La décision implicite de rejet par l’INPI concernant une marque, un brevet ou un dessin et modèle

01.06.15
Quesignifie le silence de l'INPI après une demande?

Le décret n°2015-511 du 7 mai 2015 confirme que les principales décisions incombant à l’Institut national de la propriété intellectuelle (INPI) sont soumises au principe « silence vaut rejet » et précise les modalités de formation des décisions implicites de rejet.

Sont concernées les demandes d’enregistrement et de prorogation d’un enregistrement d’un dessin ou modèle, les requêtes en renonciation, en limitation ou en déchéance d’un brevet, les demandes d’enregistrement ou de renouvellement de l’enregistrement d’une marque, les demandes de brevet et les oppositions à l’encontre d’une demande d’enregistrement d’une marque.

Le doute semé par le décret du 23 octobre 2014 sur l’application du principe « silence vaut rejet » aux réponses de l’INPI aux demandes en propriété industrielle

Il convient de rappeler qu’une loi n°2013-1005 du 12 novembre 2013, visant à simplifier les relations entre l’administration et les citoyens, a prévu que le silence gardé pendant plus de deux mois par l’administration sur une demande vaut acceptation. Il y a néanmoins un certain nombre de décrets qui sont intervenus pour écarter l’application de ce principe pour certaines décisions. Tel a été le cas pour certaines décisions de l’Institut national de la propriété intellectuelle (INPI), qui par décret n°2014-1280 du 23 octobre 2014, ont été soumises au principe contraire « silence vaut rejet ». En effet, l’annexe de ce décret prévoyait que l’absence de réponse de l’INPI pendant un délai de quatre mois suite à une demande de délivrance de brevet et l’absence de réponse pendant un délai de six mois pour d’autres demandes, telles que l’enregistrement d’une marque ou l’opposition, valait décision implicite de rejet.

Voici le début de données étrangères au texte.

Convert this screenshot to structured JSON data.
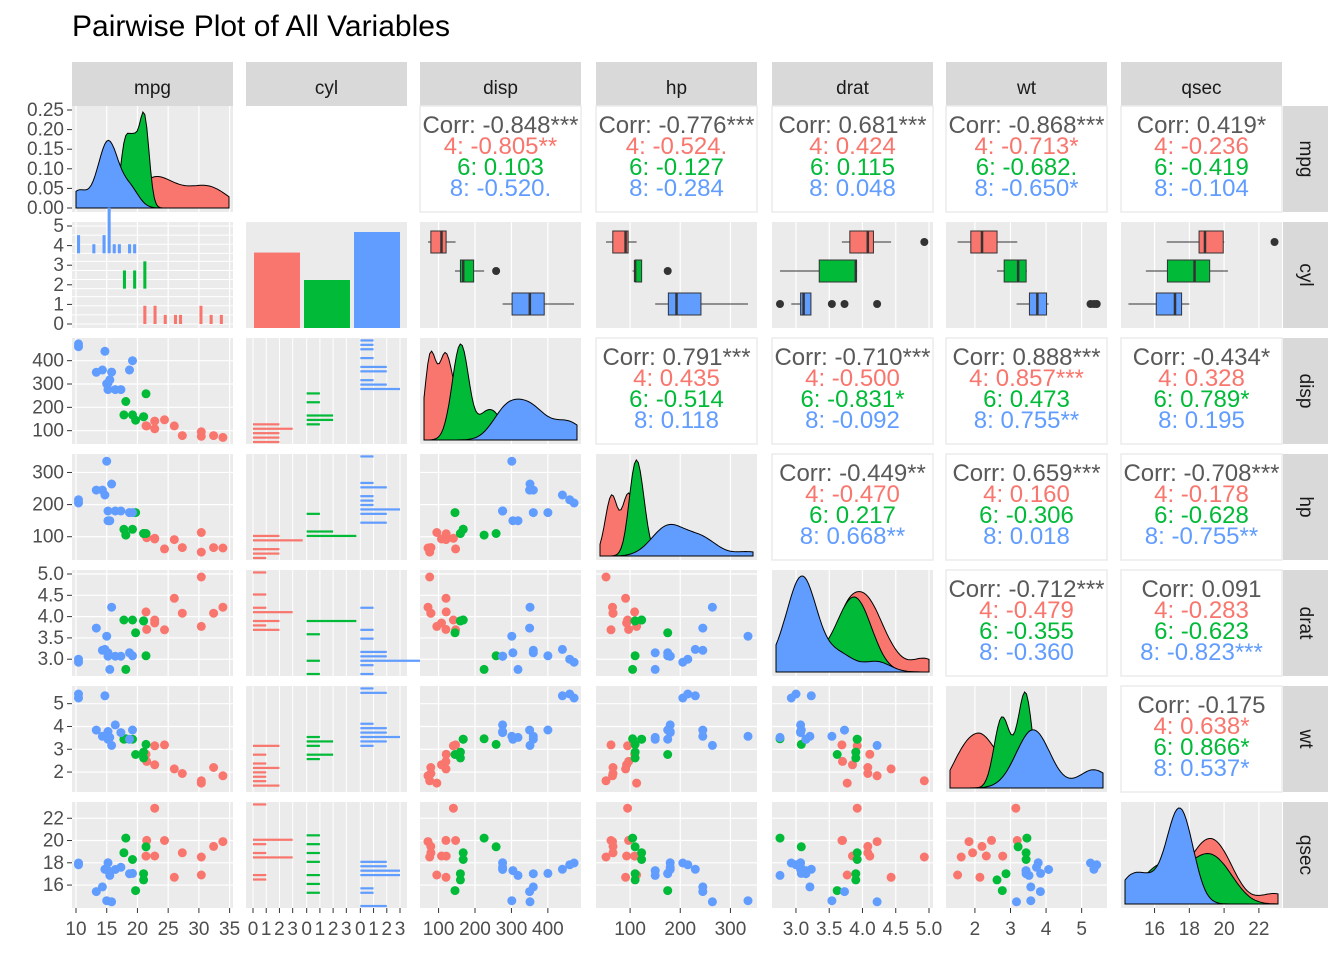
{
  "title": "Pairwise Plot of All Variables",
  "colors": {
    "4": "#F8766D",
    "6": "#00BA38",
    "8": "#619CFF",
    "overall": "#595959",
    "panel_bg": "#EBEBEB",
    "strip_bg": "#D9D9D9",
    "grid": "#FFFFFF"
  },
  "chart_data": {
    "type": "scatter",
    "variables": [
      "mpg",
      "cyl",
      "disp",
      "hp",
      "drat",
      "wt",
      "qsec"
    ],
    "groups": [
      "4",
      "6",
      "8"
    ],
    "axes": {
      "mpg": {
        "lim": [
          10,
          34.9
        ],
        "ticks": [
          10,
          15,
          20,
          25,
          30,
          35
        ],
        "tick_labels": [
          "10",
          "15",
          "20",
          "25",
          "30",
          "35"
        ]
      },
      "disp": {
        "lim": [
          60,
          480
        ],
        "ticks": [
          100,
          200,
          300,
          400
        ],
        "tick_labels": [
          "100",
          "200",
          "300",
          "400"
        ]
      },
      "hp": {
        "lim": [
          40,
          345
        ],
        "ticks": [
          100,
          200,
          300
        ],
        "tick_labels": [
          "100",
          "200",
          "300"
        ]
      },
      "drat": {
        "lim": [
          2.7,
          5.0
        ],
        "ticks": [
          3.0,
          3.5,
          4.0,
          4.5,
          5.0
        ],
        "tick_labels": [
          "3.0",
          "3.5",
          "4.0",
          "4.5",
          "5.0"
        ]
      },
      "wt": {
        "lim": [
          1.3,
          5.6
        ],
        "ticks": [
          2,
          3,
          4,
          5
        ],
        "tick_labels": [
          "2",
          "3",
          "4",
          "5"
        ]
      },
      "qsec": {
        "lim": [
          14.3,
          23.1
        ],
        "ticks": [
          16,
          18,
          20,
          22
        ],
        "tick_labels": [
          "16",
          "18",
          "20",
          "22"
        ]
      },
      "cyl_counts": {
        "ticks": [
          0,
          1,
          2,
          3
        ],
        "tick_labels": [
          "0",
          "1",
          "2",
          "3"
        ]
      }
    },
    "mpg_density_ylim": [
      0,
      0.25
    ],
    "mpg_density_ticks": [
      "0.00",
      "0.05",
      "0.10",
      "0.15",
      "0.20",
      "0.25"
    ],
    "cyl_row_ticks": [
      "0",
      "1",
      "2",
      "3",
      "4",
      "5"
    ],
    "cyl_counts": {
      "4": 11,
      "6": 7,
      "8": 14
    },
    "observations": {
      "4": [
        {
          "mpg": 22.8,
          "disp": 108,
          "hp": 93,
          "drat": 3.85,
          "wt": 2.32,
          "qsec": 18.61
        },
        {
          "mpg": 24.4,
          "disp": 146.7,
          "hp": 62,
          "drat": 3.69,
          "wt": 3.19,
          "qsec": 20.0
        },
        {
          "mpg": 22.8,
          "disp": 140.8,
          "hp": 95,
          "drat": 3.92,
          "wt": 3.15,
          "qsec": 22.9
        },
        {
          "mpg": 32.4,
          "disp": 78.7,
          "hp": 66,
          "drat": 4.08,
          "wt": 2.2,
          "qsec": 19.47
        },
        {
          "mpg": 30.4,
          "disp": 75.7,
          "hp": 52,
          "drat": 4.93,
          "wt": 1.615,
          "qsec": 18.52
        },
        {
          "mpg": 33.9,
          "disp": 71.1,
          "hp": 65,
          "drat": 4.22,
          "wt": 1.835,
          "qsec": 19.9
        },
        {
          "mpg": 21.5,
          "disp": 120.1,
          "hp": 97,
          "drat": 3.7,
          "wt": 2.465,
          "qsec": 20.01
        },
        {
          "mpg": 27.3,
          "disp": 79,
          "hp": 66,
          "drat": 4.08,
          "wt": 1.935,
          "qsec": 18.9
        },
        {
          "mpg": 26.0,
          "disp": 120.3,
          "hp": 91,
          "drat": 4.43,
          "wt": 2.14,
          "qsec": 16.7
        },
        {
          "mpg": 30.4,
          "disp": 95.1,
          "hp": 113,
          "drat": 3.77,
          "wt": 1.513,
          "qsec": 16.9
        },
        {
          "mpg": 21.4,
          "disp": 121,
          "hp": 109,
          "drat": 4.11,
          "wt": 2.78,
          "qsec": 18.6
        }
      ],
      "6": [
        {
          "mpg": 21.0,
          "disp": 160,
          "hp": 110,
          "drat": 3.9,
          "wt": 2.62,
          "qsec": 16.46
        },
        {
          "mpg": 21.0,
          "disp": 160,
          "hp": 110,
          "drat": 3.9,
          "wt": 2.875,
          "qsec": 17.02
        },
        {
          "mpg": 21.4,
          "disp": 258,
          "hp": 110,
          "drat": 3.08,
          "wt": 3.215,
          "qsec": 19.44
        },
        {
          "mpg": 18.1,
          "disp": 225,
          "hp": 105,
          "drat": 2.76,
          "wt": 3.46,
          "qsec": 20.22
        },
        {
          "mpg": 19.2,
          "disp": 167.6,
          "hp": 123,
          "drat": 3.92,
          "wt": 3.44,
          "qsec": 18.3
        },
        {
          "mpg": 17.8,
          "disp": 167.6,
          "hp": 123,
          "drat": 3.92,
          "wt": 3.44,
          "qsec": 18.9
        },
        {
          "mpg": 19.7,
          "disp": 145,
          "hp": 175,
          "drat": 3.62,
          "wt": 2.77,
          "qsec": 15.5
        }
      ],
      "8": [
        {
          "mpg": 18.7,
          "disp": 360,
          "hp": 175,
          "drat": 3.15,
          "wt": 3.44,
          "qsec": 17.02
        },
        {
          "mpg": 14.3,
          "disp": 360,
          "hp": 245,
          "drat": 3.21,
          "wt": 3.57,
          "qsec": 15.84
        },
        {
          "mpg": 16.4,
          "disp": 275.8,
          "hp": 180,
          "drat": 3.07,
          "wt": 4.07,
          "qsec": 17.4
        },
        {
          "mpg": 17.3,
          "disp": 275.8,
          "hp": 180,
          "drat": 3.07,
          "wt": 3.73,
          "qsec": 17.6
        },
        {
          "mpg": 15.2,
          "disp": 275.8,
          "hp": 180,
          "drat": 3.07,
          "wt": 3.78,
          "qsec": 18.0
        },
        {
          "mpg": 10.4,
          "disp": 472,
          "hp": 205,
          "drat": 2.93,
          "wt": 5.25,
          "qsec": 17.98
        },
        {
          "mpg": 10.4,
          "disp": 460,
          "hp": 215,
          "drat": 3.0,
          "wt": 5.424,
          "qsec": 17.82
        },
        {
          "mpg": 14.7,
          "disp": 440,
          "hp": 230,
          "drat": 3.23,
          "wt": 5.345,
          "qsec": 17.42
        },
        {
          "mpg": 15.5,
          "disp": 318,
          "hp": 150,
          "drat": 2.76,
          "wt": 3.52,
          "qsec": 16.87
        },
        {
          "mpg": 15.2,
          "disp": 304,
          "hp": 150,
          "drat": 3.15,
          "wt": 3.435,
          "qsec": 17.3
        },
        {
          "mpg": 13.3,
          "disp": 350,
          "hp": 245,
          "drat": 3.73,
          "wt": 3.84,
          "qsec": 15.41
        },
        {
          "mpg": 19.2,
          "disp": 400,
          "hp": 175,
          "drat": 3.08,
          "wt": 3.845,
          "qsec": 17.05
        },
        {
          "mpg": 15.8,
          "disp": 351,
          "hp": 264,
          "drat": 4.22,
          "wt": 3.17,
          "qsec": 14.5
        },
        {
          "mpg": 15.0,
          "disp": 301,
          "hp": 335,
          "drat": 3.54,
          "wt": 3.57,
          "qsec": 14.6
        }
      ]
    },
    "correlations": [
      {
        "row": "mpg",
        "col": "disp",
        "overall": "Corr: -0.848***",
        "g4": "4: -0.805**",
        "g6": "6: 0.103",
        "g8": "8: -0.520."
      },
      {
        "row": "mpg",
        "col": "hp",
        "overall": "Corr: -0.776***",
        "g4": "4: -0.524.",
        "g6": "6: -0.127",
        "g8": "8: -0.284"
      },
      {
        "row": "mpg",
        "col": "drat",
        "overall": "Corr: 0.681***",
        "g4": "4: 0.424",
        "g6": "6: 0.115",
        "g8": "8: 0.048"
      },
      {
        "row": "mpg",
        "col": "wt",
        "overall": "Corr: -0.868***",
        "g4": "4: -0.713*",
        "g6": "6: -0.682.",
        "g8": "8: -0.650*"
      },
      {
        "row": "mpg",
        "col": "qsec",
        "overall": "Corr: 0.419*",
        "g4": "4: -0.236",
        "g6": "6: -0.419",
        "g8": "8: -0.104"
      },
      {
        "row": "disp",
        "col": "hp",
        "overall": "Corr: 0.791***",
        "g4": "4: 0.435",
        "g6": "6: -0.514",
        "g8": "8: 0.118"
      },
      {
        "row": "disp",
        "col": "drat",
        "overall": "Corr: -0.710***",
        "g4": "4: -0.500",
        "g6": "6: -0.831*",
        "g8": "8: -0.092"
      },
      {
        "row": "disp",
        "col": "wt",
        "overall": "Corr: 0.888***",
        "g4": "4: 0.857***",
        "g6": "6: 0.473",
        "g8": "8: 0.755**"
      },
      {
        "row": "disp",
        "col": "qsec",
        "overall": "Corr: -0.434*",
        "g4": "4: 0.328",
        "g6": "6: 0.789*",
        "g8": "8: 0.195"
      },
      {
        "row": "hp",
        "col": "drat",
        "overall": "Corr: -0.449**",
        "g4": "4: -0.470",
        "g6": "6: 0.217",
        "g8": "8: 0.668**"
      },
      {
        "row": "hp",
        "col": "wt",
        "overall": "Corr: 0.659***",
        "g4": "4: 0.160",
        "g6": "6: -0.306",
        "g8": "8: 0.018"
      },
      {
        "row": "hp",
        "col": "qsec",
        "overall": "Corr: -0.708***",
        "g4": "4: -0.178",
        "g6": "6: -0.628",
        "g8": "8: -0.755**"
      },
      {
        "row": "drat",
        "col": "wt",
        "overall": "Corr: -0.712***",
        "g4": "4: -0.479",
        "g6": "6: -0.355",
        "g8": "8: -0.360"
      },
      {
        "row": "drat",
        "col": "qsec",
        "overall": "Corr: 0.091",
        "g4": "4: -0.283",
        "g6": "6: -0.623",
        "g8": "8: -0.823***"
      },
      {
        "row": "wt",
        "col": "qsec",
        "overall": "Corr: -0.175",
        "g4": "4: 0.638*",
        "g6": "6: 0.866*",
        "g8": "8: 0.537*"
      }
    ]
  }
}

Cette solution a été très critiquée par l’ensemble des professionnels de la propriété industrielle. Les professionnels ont en effet critiqué que les conditions de mise en œuvre de cette règle n’étaient pas claires et pour partie pas compatible avec les dispositions du Code de la propriété intellectuelle, ce qui entraînait une grande insécurité juridique.Cela était notamment le cas du délai de quatre mois de rejet implicite pour les demandes de délivrance de brevet, car les dispositions du code de la propriété intellectuelle, qui prévoient la publication des demandes au bout d’un délai de 18 mois après le dépôt, font obstacle à la naissance d’une décision implicite de rejet dans les quatre mois suivant la demande de délivrance.

Le décret du 12 novembre 2013 clarifie la situation sur le silence de l’INPI

L’Institut national de la propriété intellectuelle ainsi que les principales associations des spécialistes de la propriété industrielle ont donc mené une action conjointe auprès du gouvernement afin de revenir sur la rédaction du décret n°2014-1280 précité. Le résultat est l’adoption du décret n°2015-511 du 7 mai 2015 qui supprime désormais les lignes de l’annexe du décret du 23 octobre 2014 relatives à la propriété industrielle.
Le décret du 7 mai 2015 clarifie ainsi l’application du principe « silence vaut rejet » pour les titres de propriété industrielle qui est désormais compatible avec les dispositions du code de la propriété industrielle.

  • Pour les demandes d’enregistrement de marques et de dessins et modèles, qui sont toujours soumises au délai de rejet implicite au bout de six mois, le nouveau décret introduit par ailleurs une interruption de délai en cas d’objection par un tiers ou de notification d’irrégularité par l’INPI;
  • Pour les requêtes en délivrance de brevets, le décret supprime le délai de 4 mois de rejet implicite. Les dispositions sont donc désormais conformes au Code de la propriété intellectuelle et la situation a été clarifiée pour les déposants.

Attention au calcul des délais pour les décisions implicites de l’INPI

Les décisions de l'INPI et le décret du 7 mai 2015Si l’INPI se félicite de la publication de ce décret et confirme qu’il maintiendra son effort pour réduire au maximum les délais d’instructions, il est vrai que les titulaires des droits doivent toujours être extrêmement attentifs dans le calcul des délais de procédure.

En effet, les décisions implicites de l’administration comportent toujours le risque de ne pas connaître exactement le point de départ du délai de recours contre la décision implicite. Il convient donc de calculer ce délai à l’avance au moment de la demande pour éviter d’être confronté à une décision définitive de l’administration sans possibilité de recours.